In the period 1916-1966, during its so-called Golden Age, Hollywood developed a passion for the ancient world and produced many epic movie blockbusters. The studios used every device they could find to wow audiences with the spectacle of antiquity.
In this unique study, Lloyd Llewellyn-Jones shows how Hollywood carefully and skilfully created the popular modern perception of the ancient world. He analyses how producers, art directors, costumiers, publicity agents, movie stars, and inevitably, 'a cast of thousands' literally designed and crafted the ancient world from scratch.
This lively book offers a technical as well as a theoretical guide to a much-neglected area of film studies and reception studies that will appeal to anyone working in these disciplines.
This is the first study of the mechanisms and ideologies behind the making of epic movies in Hollywood
Lavishly illustrated including rare and fascinating marketing material and production stills produced by Hollywood at the time
Explores the casting and consequences of movie stars in historical roles
Sets a new agenda for exploring the relationship between history and film and between history and visual culture.

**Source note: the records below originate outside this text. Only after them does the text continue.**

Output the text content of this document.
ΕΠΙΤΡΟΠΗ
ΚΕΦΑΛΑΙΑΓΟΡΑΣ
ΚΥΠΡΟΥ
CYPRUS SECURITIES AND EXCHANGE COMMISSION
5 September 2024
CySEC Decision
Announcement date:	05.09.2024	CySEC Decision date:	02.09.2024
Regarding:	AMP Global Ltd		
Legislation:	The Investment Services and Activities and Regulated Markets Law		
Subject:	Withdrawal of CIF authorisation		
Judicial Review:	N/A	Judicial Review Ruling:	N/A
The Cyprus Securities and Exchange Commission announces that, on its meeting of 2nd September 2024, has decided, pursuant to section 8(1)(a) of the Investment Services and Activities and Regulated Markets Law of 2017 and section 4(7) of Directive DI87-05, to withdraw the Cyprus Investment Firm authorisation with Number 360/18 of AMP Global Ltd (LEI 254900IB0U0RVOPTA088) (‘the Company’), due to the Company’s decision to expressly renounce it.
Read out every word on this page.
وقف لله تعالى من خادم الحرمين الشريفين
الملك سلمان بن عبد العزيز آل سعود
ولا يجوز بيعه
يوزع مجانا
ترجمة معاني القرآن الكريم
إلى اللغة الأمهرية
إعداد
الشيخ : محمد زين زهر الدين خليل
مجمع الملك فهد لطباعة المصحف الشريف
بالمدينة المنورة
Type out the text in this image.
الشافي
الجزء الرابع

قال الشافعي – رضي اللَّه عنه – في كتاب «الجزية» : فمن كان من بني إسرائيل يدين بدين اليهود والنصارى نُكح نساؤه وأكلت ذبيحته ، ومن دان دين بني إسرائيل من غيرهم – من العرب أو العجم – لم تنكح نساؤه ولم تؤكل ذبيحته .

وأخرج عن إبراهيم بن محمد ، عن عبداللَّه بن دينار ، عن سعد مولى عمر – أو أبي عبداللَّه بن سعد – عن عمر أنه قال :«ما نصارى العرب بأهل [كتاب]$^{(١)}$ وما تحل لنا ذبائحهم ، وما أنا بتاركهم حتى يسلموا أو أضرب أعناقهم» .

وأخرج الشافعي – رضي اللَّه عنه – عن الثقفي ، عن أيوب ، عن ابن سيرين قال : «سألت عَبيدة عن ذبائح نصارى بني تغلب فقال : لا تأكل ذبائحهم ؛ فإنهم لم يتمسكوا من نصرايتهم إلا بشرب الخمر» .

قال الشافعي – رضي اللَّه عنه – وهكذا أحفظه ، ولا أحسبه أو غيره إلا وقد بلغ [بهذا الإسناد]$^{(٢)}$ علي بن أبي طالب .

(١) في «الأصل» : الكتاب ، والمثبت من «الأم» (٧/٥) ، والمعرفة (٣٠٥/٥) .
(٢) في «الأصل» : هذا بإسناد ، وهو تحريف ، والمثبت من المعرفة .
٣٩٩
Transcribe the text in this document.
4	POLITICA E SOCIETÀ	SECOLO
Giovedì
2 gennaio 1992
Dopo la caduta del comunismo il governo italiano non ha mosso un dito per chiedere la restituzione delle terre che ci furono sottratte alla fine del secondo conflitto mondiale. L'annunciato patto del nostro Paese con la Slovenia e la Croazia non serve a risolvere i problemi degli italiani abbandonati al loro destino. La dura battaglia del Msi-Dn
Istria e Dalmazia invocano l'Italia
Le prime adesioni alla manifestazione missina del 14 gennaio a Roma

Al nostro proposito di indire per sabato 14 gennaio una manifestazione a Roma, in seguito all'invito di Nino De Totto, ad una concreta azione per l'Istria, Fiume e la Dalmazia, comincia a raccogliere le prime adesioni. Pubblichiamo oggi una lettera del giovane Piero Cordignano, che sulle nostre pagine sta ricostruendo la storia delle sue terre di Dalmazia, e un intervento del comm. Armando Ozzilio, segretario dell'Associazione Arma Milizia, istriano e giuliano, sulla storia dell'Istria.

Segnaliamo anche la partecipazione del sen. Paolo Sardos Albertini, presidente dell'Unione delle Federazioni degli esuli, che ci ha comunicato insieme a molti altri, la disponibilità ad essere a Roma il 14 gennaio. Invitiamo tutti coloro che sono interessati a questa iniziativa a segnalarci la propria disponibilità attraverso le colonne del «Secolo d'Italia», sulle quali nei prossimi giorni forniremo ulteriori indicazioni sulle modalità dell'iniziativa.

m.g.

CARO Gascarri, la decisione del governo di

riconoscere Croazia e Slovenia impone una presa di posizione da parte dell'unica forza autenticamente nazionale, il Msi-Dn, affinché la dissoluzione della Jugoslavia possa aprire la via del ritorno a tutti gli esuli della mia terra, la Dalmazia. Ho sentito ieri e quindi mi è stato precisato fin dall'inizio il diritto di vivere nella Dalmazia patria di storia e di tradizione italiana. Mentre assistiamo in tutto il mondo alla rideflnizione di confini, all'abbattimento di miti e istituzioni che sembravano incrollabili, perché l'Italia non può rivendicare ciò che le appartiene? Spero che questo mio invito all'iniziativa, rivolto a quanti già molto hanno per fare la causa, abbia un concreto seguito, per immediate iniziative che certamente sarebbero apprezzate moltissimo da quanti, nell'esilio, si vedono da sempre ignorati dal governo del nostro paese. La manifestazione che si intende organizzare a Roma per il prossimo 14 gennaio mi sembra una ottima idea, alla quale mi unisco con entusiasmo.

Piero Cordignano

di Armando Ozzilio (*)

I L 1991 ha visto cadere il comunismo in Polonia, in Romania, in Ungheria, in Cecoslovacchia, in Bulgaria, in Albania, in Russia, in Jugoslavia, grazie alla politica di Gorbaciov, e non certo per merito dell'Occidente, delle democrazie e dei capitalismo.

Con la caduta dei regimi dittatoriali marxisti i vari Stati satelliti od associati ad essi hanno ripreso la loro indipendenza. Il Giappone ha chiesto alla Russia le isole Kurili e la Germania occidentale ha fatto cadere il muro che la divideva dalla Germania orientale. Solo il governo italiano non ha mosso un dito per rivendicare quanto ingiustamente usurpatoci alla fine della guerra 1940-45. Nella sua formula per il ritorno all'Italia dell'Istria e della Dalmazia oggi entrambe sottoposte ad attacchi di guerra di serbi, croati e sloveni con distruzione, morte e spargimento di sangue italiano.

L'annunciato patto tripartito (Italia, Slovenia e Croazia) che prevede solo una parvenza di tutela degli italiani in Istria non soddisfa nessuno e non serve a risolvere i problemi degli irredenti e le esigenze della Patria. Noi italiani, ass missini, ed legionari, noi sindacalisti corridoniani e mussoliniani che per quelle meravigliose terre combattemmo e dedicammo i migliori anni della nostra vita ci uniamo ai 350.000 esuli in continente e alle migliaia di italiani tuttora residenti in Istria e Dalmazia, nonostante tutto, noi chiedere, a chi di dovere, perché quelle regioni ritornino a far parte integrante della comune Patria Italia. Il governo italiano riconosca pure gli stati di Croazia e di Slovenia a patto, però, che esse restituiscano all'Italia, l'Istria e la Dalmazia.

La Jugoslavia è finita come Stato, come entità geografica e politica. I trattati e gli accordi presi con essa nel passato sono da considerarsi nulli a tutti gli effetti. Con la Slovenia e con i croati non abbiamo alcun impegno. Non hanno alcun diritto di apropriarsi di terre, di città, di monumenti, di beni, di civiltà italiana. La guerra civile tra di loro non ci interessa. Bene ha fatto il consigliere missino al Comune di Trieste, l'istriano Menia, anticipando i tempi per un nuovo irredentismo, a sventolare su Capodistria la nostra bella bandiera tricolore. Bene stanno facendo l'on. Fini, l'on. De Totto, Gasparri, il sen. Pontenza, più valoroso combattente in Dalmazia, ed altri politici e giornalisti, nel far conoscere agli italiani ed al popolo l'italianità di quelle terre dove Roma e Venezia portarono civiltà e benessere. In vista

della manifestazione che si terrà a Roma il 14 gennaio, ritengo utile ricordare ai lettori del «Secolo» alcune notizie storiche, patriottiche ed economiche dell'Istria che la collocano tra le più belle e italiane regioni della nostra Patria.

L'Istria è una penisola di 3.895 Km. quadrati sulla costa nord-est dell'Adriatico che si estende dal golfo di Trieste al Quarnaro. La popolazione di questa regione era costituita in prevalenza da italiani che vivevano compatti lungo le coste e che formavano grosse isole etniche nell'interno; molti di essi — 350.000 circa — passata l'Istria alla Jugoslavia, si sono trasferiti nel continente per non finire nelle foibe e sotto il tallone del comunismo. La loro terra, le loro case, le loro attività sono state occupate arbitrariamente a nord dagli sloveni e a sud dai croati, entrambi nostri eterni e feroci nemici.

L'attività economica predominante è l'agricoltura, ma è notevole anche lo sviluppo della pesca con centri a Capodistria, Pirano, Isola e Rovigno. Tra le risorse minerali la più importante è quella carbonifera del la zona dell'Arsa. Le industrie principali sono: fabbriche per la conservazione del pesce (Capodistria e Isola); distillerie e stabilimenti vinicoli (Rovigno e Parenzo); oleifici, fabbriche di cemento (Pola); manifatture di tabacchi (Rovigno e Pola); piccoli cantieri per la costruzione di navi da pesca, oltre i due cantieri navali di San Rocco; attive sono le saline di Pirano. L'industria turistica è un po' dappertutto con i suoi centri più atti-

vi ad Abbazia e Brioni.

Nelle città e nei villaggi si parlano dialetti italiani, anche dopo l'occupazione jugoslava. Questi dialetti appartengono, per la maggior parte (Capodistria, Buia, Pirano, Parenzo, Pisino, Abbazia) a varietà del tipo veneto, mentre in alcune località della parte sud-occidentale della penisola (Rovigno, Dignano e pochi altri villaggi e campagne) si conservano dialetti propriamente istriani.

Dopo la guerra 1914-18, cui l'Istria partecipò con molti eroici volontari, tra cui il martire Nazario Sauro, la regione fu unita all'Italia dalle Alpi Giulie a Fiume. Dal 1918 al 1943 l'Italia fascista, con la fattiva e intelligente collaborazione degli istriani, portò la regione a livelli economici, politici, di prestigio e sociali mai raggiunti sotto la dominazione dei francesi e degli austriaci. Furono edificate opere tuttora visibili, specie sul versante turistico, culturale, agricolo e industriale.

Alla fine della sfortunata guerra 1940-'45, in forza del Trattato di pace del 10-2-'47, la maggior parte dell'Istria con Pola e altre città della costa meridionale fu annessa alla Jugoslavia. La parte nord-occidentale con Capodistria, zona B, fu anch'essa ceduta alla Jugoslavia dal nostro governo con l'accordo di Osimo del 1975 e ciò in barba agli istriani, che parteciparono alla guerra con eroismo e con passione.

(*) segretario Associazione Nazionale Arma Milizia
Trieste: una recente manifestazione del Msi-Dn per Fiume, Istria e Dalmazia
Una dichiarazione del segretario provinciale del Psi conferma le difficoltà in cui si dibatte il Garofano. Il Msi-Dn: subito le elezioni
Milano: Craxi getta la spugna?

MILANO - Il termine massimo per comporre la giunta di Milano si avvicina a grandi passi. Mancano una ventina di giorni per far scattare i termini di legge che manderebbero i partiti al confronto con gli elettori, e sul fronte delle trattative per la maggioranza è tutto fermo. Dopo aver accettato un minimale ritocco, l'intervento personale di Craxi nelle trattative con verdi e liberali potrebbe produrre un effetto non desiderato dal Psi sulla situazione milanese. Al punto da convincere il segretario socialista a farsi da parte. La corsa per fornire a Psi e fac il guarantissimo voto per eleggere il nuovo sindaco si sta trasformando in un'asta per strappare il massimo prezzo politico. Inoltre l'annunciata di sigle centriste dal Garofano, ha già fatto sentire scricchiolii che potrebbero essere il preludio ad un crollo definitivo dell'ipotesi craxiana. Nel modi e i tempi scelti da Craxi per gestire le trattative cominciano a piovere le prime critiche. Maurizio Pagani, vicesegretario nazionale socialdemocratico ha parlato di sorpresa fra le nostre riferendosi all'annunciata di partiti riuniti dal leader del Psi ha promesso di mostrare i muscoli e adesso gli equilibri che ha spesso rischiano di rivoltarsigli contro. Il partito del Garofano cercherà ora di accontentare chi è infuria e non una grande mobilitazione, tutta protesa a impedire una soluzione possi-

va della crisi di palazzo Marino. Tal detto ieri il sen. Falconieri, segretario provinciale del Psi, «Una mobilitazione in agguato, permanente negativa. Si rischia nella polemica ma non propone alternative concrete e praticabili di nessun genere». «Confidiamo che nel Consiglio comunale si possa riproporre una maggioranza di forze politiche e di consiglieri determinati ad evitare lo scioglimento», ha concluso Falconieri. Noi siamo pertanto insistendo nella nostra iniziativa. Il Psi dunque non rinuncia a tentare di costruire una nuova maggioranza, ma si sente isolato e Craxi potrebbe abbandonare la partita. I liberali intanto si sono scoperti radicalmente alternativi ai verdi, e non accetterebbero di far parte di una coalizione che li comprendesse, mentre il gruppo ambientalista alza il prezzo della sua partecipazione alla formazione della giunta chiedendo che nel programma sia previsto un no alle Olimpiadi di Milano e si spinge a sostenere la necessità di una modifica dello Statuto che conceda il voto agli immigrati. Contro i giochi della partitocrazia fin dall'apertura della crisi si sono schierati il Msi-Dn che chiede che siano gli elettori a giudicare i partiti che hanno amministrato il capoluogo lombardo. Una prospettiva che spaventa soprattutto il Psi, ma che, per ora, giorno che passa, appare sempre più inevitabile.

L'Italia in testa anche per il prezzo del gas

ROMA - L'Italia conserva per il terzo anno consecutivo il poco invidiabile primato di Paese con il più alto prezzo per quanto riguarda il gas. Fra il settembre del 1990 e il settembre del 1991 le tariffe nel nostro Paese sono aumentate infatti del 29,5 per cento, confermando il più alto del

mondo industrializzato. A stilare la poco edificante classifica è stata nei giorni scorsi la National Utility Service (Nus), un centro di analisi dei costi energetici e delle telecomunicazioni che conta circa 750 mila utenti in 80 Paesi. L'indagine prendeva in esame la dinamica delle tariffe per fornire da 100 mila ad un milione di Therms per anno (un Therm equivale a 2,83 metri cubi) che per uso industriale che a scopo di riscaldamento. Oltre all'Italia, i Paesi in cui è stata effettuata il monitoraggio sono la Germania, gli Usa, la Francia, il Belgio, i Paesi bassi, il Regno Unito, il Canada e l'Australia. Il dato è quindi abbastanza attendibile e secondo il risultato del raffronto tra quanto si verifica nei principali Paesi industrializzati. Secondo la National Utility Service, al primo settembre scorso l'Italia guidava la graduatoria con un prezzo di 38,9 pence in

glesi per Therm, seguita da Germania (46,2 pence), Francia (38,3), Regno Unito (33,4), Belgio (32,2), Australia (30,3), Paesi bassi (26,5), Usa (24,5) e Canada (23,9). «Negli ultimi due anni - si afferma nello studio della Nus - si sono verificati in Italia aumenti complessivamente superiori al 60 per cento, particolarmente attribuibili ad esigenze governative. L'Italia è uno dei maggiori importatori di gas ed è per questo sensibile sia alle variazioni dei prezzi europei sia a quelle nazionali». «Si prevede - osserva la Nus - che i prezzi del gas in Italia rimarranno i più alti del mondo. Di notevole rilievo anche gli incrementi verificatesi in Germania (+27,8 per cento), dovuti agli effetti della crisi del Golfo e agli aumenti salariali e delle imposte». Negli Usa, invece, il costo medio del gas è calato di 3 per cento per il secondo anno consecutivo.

Lloyd Llewellyn-Jones is Professor of Ancient History at Cardiff University.
About the Author
Lloyd Llewellyn-Jones is Professor of Ancient History at Cardiff University and a specialist in the histories and cultures of ancient Iran and Greece. He also works on dress and gender in antiquity and on the ancient world in popular culture, especially Hollywood cinema. He is the author of Designs on the Past: How Hollywood Created the Ancient World, Aphrodite's Tortoise: The Veiled Woman of Ancient Greece, King and Court in Ancient Persia 559 to 331 BCE and Ctesias' History of Persia. He is editor of Women's Dress in the Ancient Greek World, Greek Notions of the Past in the Archaic and Classical Eras, Creating a Hellenistic World and The Hellenistic Court as well as numerous articles on Greek and Persian culture. He is the series editor of Edinburgh Studies in Ancient Persia and co-series editor of Screening Antiquity.